Broken hauls were taken from 100-50 and 50-0 meter on every second station during the last cruise. The results are presented in Table 15 as the distribution of B. pterotum eggs and larvae in double broken hauls through 24 hours.
Table 15. The distribution of B. pterotum eggs and larvae in broken hauls from 100-50 and 50-0 meters depth through 24 hours. (2-11 February, Gulf of Oman, see Fig. 21 B).
|
Hours |
06h - 12h |
12h - 18h |
18h - 24h |
24h - 06h |
||||
|
Depth |
100-50 |
50-0 |
100-50 |
50-0 |
100-50 |
50-0 |
100-50 |
50-0 |
|
% Eggs |
100 |
0 |
0 |
0 |
0 |
0 |
81 |
19 |
|
% Larvae |
30 |
70 |
1 |
99 |
20 |
80 |
27 |
83 |
|
No. of hauls |
4 |
4 |
6 |
6 |
5 |
5 |
7 |
7 |
These observations indicate that B. pterotum spawns in the mesopelagic layer at night, and that the eggs slowly ascends towards the surface and hatch before they reach the upper 50 meters of the water column. With a few exceptions yolk sac larvae were found in hauls from 50-0 meters. This means that the most vulnerable larval stages are spent in deeper waters.

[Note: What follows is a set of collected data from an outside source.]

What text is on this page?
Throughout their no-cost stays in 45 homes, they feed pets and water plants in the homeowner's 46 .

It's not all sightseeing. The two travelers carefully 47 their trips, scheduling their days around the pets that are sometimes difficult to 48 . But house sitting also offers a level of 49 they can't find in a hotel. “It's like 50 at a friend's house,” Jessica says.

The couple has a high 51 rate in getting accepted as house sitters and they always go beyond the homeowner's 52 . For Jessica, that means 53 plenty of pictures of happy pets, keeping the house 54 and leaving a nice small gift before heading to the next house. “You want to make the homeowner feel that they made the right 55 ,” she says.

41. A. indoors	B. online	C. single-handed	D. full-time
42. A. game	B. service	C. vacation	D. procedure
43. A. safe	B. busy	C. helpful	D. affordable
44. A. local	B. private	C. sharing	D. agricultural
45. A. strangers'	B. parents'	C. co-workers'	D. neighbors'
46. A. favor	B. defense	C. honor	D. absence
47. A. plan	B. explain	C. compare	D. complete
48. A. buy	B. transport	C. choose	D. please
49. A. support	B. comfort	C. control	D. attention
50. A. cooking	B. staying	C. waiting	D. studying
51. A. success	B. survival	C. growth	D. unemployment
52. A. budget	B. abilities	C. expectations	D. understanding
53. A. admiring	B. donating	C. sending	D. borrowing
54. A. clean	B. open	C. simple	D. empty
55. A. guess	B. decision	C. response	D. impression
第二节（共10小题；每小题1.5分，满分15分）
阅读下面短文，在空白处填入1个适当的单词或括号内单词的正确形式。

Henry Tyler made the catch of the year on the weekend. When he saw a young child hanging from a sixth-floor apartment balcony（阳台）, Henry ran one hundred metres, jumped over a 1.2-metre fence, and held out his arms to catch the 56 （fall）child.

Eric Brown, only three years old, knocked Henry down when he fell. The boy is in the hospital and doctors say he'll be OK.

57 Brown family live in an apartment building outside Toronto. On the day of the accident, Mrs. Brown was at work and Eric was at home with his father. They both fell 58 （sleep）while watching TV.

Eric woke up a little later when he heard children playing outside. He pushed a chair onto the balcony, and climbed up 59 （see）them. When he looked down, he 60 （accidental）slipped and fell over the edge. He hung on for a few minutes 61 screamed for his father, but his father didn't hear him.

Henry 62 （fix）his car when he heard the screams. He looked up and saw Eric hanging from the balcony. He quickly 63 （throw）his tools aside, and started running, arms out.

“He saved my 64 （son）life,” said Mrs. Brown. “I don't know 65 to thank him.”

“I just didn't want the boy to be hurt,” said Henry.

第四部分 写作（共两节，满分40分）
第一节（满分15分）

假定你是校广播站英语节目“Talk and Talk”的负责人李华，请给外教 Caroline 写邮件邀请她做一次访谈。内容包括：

The main spawning area was found in the western part of the Gulf of Oman. In this area the highest concentration of both fish and larvae of B. pterotum were found. Judging from the distribution of larvae presented in Fig. 21 A it seems, however, that spawning occurs all over the Gulf.
From the data on the spawning period (Fursa 1969, 1973 and Nellen 1973) and our data on the spawning biology and distributions of eggs and larvae of B. pterotum in time and space, a very high effort, distributed over most of the year, will be necessary to give reliable estimates of stock size of B. pterotum from egg and larval surveys.